Using publicly available data from emerging research on COVID-19, this brief was written and reviewed by the Coronavirus-19 Outbreak Response Experts (CORE-19) at the University of Tennessee, Knoxville. It provides insights into comparisons between COVID-19 case rates and spread in Tennessee versus Kentucky.
COVID-19 Cases: Tennessee vs. Kentucky
Policy analysts often compare states with similar characteristics and demographics in order to evaluate the robustness and effectiveness of state-level policy interventions. Comparing Tennessee and Kentucky and their respective responses to the COVID-19 outbreak can shed light on which polices are proving effective and which are not.
As of Wednesday, March 25, 2020, Tennessee has reported:
- 784 confirmed cases of COVID-19, including 53 hospitalizations and 3 deaths, AND
- administered an estimated 11,796 tests for COVID-19 to date, when accounting for both state and non-state laboratories,.
For the same time period, Kentucky has reported:
- 198 confirmed cases of COVID-19, including 4 deaths according to news reports complied by The COVID Tracking Project, AND
- administered an estimated 3,300 tests for COVID-19 to date.
Note: The Kentucky Department for Public Health (DPH) does not currently provide official statistics on the number of hospitalizations or deaths due to COVID-19.
There are several possible reasons for the disparity in cases between Kentucky and Tennessee, including differences in the distribution of the population, testing capability and strategy, and state-level responses and government action.
Population Distribution
Based on 2019 population estimates, Tennessee is nearly 33% larger than neighboring Kentucky with population of 6.8 million compared to Kentucky’s 4.5 million. Likewise, according to 2010 estimates, Tennessee also has a greater population density and urban population:
Such differences in population distribution can impact the geographic spread of disease and the ease with which it can be contained. For example, denser population distributions can lead to greater likelihood of effective contact and therefore disease transmission, as disease spreads more quickly when individuals live in closer proximity to each other.
Testing Capability and Strategy
There are also differences in the volume of COVID-19 tests being administered, and possibly variation in the respective states’ strategies for testing its population.
As of Wednesday, March 25, 2020, Tennessee has conducted an estimated 11,796 tests (including tests administered by both state and non-state laboratories), yielding an approximate positivity rate of 7% (total of 784 positive cases) with the majority of positive cases (61%) occurring among individuals between the ages of 21 to 50 years old.
As of Wednesday, March 25, 2020, Kentucky has conducted an estimated 3,300 tests (KDPH does not specify whether tested administered by non-state laboratories are included in this figure), yielding an approximate positivity rate of 6% (total of 198 positive cases). According to news reports, the majority of positive cases thus far have occurred among individuals between the ages of 50 and 69 years old.
There is a significant difference in the rate of testing among the two states:
- Tennessee: 164 tests per 100,000 residents
- Kentucky: 67 tests per 100,000 residents
The rate at which a state is testing its population is important to consider when comparing cumulative case counts between states, as low testing rates could indicate under-detection of cases.
Likewise, daily case counts can also reflect changes in a state’s testing infrastructure, such as laboratory processing capacity or lag-times in state-level reporting.
Another factor to consider is that individuals living in border counties in each state may travel across state-lines for diagnosis and/or treatment. This would delay reporting to state/county of residence and reduce the number of positives being reported in these areas.

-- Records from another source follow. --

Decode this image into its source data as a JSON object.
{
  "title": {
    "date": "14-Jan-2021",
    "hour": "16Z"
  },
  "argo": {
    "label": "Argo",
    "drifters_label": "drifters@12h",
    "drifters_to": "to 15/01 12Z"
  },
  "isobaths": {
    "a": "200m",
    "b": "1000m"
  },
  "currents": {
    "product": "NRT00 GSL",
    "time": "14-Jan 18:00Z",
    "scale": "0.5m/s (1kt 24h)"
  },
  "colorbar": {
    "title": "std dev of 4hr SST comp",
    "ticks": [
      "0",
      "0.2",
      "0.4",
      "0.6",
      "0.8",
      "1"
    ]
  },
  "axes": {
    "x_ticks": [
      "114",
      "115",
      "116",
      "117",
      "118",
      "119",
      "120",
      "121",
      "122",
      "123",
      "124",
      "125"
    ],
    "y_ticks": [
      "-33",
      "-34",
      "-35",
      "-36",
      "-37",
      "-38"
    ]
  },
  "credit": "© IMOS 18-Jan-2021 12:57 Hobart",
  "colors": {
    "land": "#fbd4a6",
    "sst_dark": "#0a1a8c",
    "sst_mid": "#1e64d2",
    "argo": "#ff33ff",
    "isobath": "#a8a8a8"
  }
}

These compounding factors are why state-to-state comparisons should rely on a multitude of metrics, including hospitalizations and deaths, which do not vary according to testing rate and present a direct reflection of the strain COVID-19 is placing on a state’s healthcare system. These additional metrics also provide more insight related to the severity of cases.
State-Level Response and Government Action
There have also been differences in the timeline of the outbreak and the substance of each state’s response to the pandemic. For example, Kentucky issued a state of emergency immediately following their first confirmed case and implemented social distancing policies by closing restaurants and bars to in-person dining more quickly than Tennessee.
Government action has also differed across state-lines. In Kentucky, there seems to be a more unified, statewide response; whereas, in Tennessee, some counties are taking stricter actions than others (e.g., Knox County ‘safer at home’ order announced on March 23).
Here is a brief timeline of the outbreaks:
- March 5: First case reported in Tennessee
- March 6: First case reported in Kentucky; Kentucky declares state-of-emergency
- March 12: Tennessee declares state-of-emergency; Recommendation to close schools in Kentucky
- March 16: Recommendation to close schools in Tennessee; Recommendation to close childcare centers in Kentucky
- March 22: Kentucky announces executive order to close in-person dining; Kentucky announces executive order to close non-essential businesses (otherwise known as shelter-in-place); Tennessee announces executive order to close in-person dining
As of Wednesday, March 25, 2020, Tennessee has not issued a statewide recommendation to close childcare center or issued an executive order to close non-essential businesses.